Todos los niños se precipitaron dentro de la cocina. Harriet les gustó. También había una muchachito de unos quince años preparando la bandeja para el té. Lanzó una tímida ojeada a los hermanos.
—Ésta es Fanny, mi sobrina —les presentó Harriet—. Vendrá todos los días a ayudarme.
—Yo soy Sheila y ésta es mi hermana Penny —dijo la jovencita—. Y éste es Rory, el mayor, y éste, Benjy. ¿Está ya listo el té?
—Sí —le confirmó Harriet—. Vuestra madre está arriba ordenando los muebles, si queréis verla. Estaba ya inquieta por vosotros.
Los niños corrieron en busca de su madre. Pero antes se asomaron a todas las habitaciones de la planta baja. ¡Oh, qué diferente parecía todo con los viejos y queridos muebles, con todas las sillas y las mesas!
Luego subieron al primer piso. Fueron inspeccionando todos los dormitorios. No sólo tenían ya las camas, sino también las cómodas, los armarios, las sillas, las librerías… Las muñecas de Penny estaban todas en su sitio, y la cunita de jugar se hallaba al lado de su cama. El barco que había construido Rory en sus ratos de ocio se erguía orgullosamente sobre la repisa de su cuarto.

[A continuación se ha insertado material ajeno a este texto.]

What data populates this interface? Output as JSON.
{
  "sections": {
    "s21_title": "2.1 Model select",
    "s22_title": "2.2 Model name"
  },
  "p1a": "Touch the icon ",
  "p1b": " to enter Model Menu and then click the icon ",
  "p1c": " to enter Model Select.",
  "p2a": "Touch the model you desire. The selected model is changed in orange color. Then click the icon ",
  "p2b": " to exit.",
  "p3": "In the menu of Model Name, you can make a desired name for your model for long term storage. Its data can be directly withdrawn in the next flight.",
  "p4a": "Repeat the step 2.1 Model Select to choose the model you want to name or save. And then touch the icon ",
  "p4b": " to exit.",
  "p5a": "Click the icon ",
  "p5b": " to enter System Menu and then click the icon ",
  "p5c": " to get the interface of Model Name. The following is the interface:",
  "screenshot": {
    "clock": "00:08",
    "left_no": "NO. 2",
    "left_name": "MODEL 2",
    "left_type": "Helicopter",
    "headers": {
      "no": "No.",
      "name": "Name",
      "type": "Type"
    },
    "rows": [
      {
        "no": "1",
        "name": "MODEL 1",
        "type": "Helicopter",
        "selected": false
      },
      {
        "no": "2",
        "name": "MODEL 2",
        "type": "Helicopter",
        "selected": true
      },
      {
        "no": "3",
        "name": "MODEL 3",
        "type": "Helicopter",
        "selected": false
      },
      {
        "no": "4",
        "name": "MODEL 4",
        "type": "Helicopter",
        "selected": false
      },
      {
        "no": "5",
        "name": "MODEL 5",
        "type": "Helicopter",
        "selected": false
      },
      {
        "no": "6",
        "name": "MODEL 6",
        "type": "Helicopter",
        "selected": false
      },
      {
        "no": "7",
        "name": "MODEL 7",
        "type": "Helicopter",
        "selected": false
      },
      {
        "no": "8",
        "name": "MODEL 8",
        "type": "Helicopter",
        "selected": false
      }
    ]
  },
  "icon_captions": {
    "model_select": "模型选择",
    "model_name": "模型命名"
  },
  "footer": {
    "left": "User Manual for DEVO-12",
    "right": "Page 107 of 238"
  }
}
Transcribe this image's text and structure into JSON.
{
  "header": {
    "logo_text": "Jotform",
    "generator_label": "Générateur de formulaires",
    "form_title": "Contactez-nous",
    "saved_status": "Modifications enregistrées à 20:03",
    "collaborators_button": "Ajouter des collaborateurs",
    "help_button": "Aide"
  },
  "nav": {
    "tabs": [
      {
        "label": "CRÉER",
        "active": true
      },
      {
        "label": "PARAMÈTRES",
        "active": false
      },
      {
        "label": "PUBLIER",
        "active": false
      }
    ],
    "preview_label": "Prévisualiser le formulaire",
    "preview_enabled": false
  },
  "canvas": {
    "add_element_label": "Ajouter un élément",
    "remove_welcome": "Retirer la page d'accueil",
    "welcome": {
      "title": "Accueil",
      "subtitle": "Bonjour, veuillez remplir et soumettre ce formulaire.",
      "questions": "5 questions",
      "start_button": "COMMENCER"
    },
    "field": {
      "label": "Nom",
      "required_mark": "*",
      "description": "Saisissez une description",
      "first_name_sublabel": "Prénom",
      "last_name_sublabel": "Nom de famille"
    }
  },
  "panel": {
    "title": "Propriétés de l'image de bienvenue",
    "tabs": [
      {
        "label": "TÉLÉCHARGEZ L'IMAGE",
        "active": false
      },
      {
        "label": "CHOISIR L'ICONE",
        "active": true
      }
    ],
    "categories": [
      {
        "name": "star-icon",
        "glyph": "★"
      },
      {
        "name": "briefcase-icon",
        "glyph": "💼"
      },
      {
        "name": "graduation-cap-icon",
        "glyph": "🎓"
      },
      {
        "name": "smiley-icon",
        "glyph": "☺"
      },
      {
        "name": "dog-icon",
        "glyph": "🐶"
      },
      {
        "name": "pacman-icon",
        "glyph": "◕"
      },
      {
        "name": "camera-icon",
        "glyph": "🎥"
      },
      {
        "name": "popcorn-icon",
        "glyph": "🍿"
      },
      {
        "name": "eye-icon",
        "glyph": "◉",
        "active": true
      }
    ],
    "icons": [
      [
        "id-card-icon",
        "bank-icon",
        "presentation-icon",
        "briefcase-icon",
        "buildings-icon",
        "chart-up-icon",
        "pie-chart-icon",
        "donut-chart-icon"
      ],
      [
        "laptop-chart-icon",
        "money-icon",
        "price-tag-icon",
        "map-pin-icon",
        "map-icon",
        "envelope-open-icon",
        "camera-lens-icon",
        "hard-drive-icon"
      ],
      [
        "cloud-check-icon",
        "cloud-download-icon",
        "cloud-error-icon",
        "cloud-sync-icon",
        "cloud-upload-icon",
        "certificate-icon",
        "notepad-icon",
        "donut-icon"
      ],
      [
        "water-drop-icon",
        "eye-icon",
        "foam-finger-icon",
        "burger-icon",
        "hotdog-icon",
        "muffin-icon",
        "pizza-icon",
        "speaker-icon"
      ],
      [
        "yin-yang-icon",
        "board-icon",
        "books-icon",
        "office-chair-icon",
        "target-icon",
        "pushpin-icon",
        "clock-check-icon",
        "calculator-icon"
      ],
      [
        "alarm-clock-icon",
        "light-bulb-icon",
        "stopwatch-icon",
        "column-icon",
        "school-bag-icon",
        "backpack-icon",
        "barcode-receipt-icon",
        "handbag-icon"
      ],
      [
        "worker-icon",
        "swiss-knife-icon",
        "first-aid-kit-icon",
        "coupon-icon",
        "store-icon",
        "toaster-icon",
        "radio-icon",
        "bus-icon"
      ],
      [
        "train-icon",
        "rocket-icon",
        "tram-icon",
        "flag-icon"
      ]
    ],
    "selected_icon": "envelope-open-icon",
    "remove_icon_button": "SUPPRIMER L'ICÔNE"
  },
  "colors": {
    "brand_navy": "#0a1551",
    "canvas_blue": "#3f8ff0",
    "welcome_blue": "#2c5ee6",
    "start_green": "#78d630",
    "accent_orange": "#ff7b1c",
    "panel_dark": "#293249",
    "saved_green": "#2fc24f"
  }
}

—¡Oh, todo es estupendo! —prorrumpieron los niños al unísono—. ¡Mamita! ¿Dónde estás?
—Aquí —les contestó su madre desde el cuarto de recreo Los niños corrieron en tropel al encuentro de su mamita. El cuarto de juegos había quedado muy bien con todas las sillas y los dos pupitres. También había la mecedora, las casas de muñecas, el fuerte, y un gran montón de juguetes y animalitos pertenecientes a Penny y Benjy.

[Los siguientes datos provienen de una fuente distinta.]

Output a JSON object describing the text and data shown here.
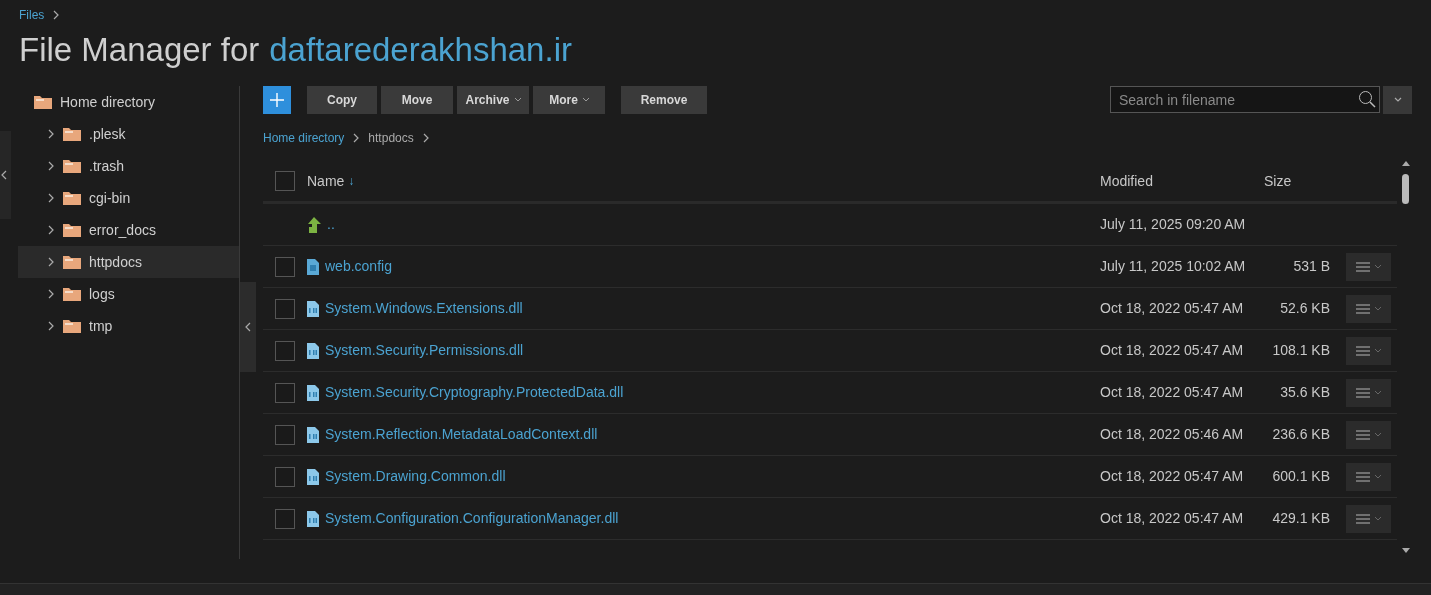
{
  "breadcrumb": [
    "Files"
  ],
  "title": {
    "prefix": "File Manager for",
    "domain": "daftarederakhshan.ir"
  },
  "tree": {
    "label": "Home directory",
    "children": [
      {
        "label": ".plesk",
        "selected": false
      },
      {
        "label": ".trash",
        "selected": false
      },
      {
        "label": "cgi-bin",
        "selected": false
      },
      {
        "label": "error_docs",
        "selected": false
      },
      {
        "label": "httpdocs",
        "selected": true
      },
      {
        "label": "logs",
        "selected": false
      },
      {
        "label": "tmp",
        "selected": false
      }
    ]
  },
  "toolbar": [
    {
      "label": "Copy",
      "dropdown": false
    },
    {
      "label": "Move",
      "dropdown": false
    },
    {
      "label": "Archive",
      "dropdown": true
    },
    {
      "label": "More",
      "dropdown": true
    },
    {
      "label": "Remove",
      "dropdown": false
    }
  ],
  "search": {
    "placeholder": "Search in filename"
  },
  "path": [
    "Home directory",
    "httpdocs"
  ],
  "table": {
    "columns": [
      "Name",
      "Modified",
      "Size"
    ],
    "sort_indicator": "↓",
    "select_all": {
      "checked": false
    },
    "rows": [
      {
        "kind": "up",
        "name": "..",
        "modified": "July 11, 2025 09:20 AM"
      },
      {
        "kind": "file",
        "name": "web.config",
        "modified": "July 11, 2025 10:02 AM",
        "size": "531 B",
        "checked": false
      },
      {
        "kind": "binary",
        "name": "System.Windows.Extensions.dll",
        "modified": "Oct 18, 2022 05:47 AM",
        "size": "52.6 KB",
        "checked": false
      },
      {
        "kind": "binary",
        "name": "System.Security.Permissions.dll",
        "modified": "Oct 18, 2022 05:47 AM",
        "size": "108.1 KB",
        "checked": false
      },
      {
        "kind": "binary",
        "name": "System.Security.Cryptography.ProtectedData.dll",
        "modified": "Oct 18, 2022 05:47 AM",
        "size": "35.6 KB",
        "checked": false
      },
      {
        "kind": "binary",
        "name": "System.Reflection.MetadataLoadContext.dll",
        "modified": "Oct 18, 2022 05:46 AM",
        "size": "236.6 KB",
        "checked": false
      },
      {
        "kind": "binary",
        "name": "System.Drawing.Common.dll",
        "modified": "Oct 18, 2022 05:47 AM",
        "size": "600.1 KB",
        "checked": false
      },
      {
        "kind": "binary",
        "name": "System.Configuration.ConfigurationManager.dll",
        "modified": "Oct 18, 2022 05:47 AM",
        "size": "429.1 KB",
        "checked": false
      }
    ]
  }
}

—¡Este cuarto será maravilloso para nosotros! —se entusiasmó Benjy, mirando por la ventana la montaña donde unos riachuelos relucían al sol del atardecer—. Oh, mamá, qué pronto lo has tenido todo arreglado.
—Bueno, parece que lo esté —rió su madre—, pero no es así. Mañana tendremos que colocar las alfombras, y colgar los cuadros… y tú tendrás que sacar tus libros y ponerlos en la librería, lo mismo que los demás, y Penny tendrá que guardar sus muñecas en el armario. Todavía falta mucho que hacer.
—¡Pues lo haremos todo! —afirmó Rory, pensando ya con alegría cómo dispondría todas sus cosas en su dormitorio—. ¡Todo es la mar de divertido en la Granja del Sauce!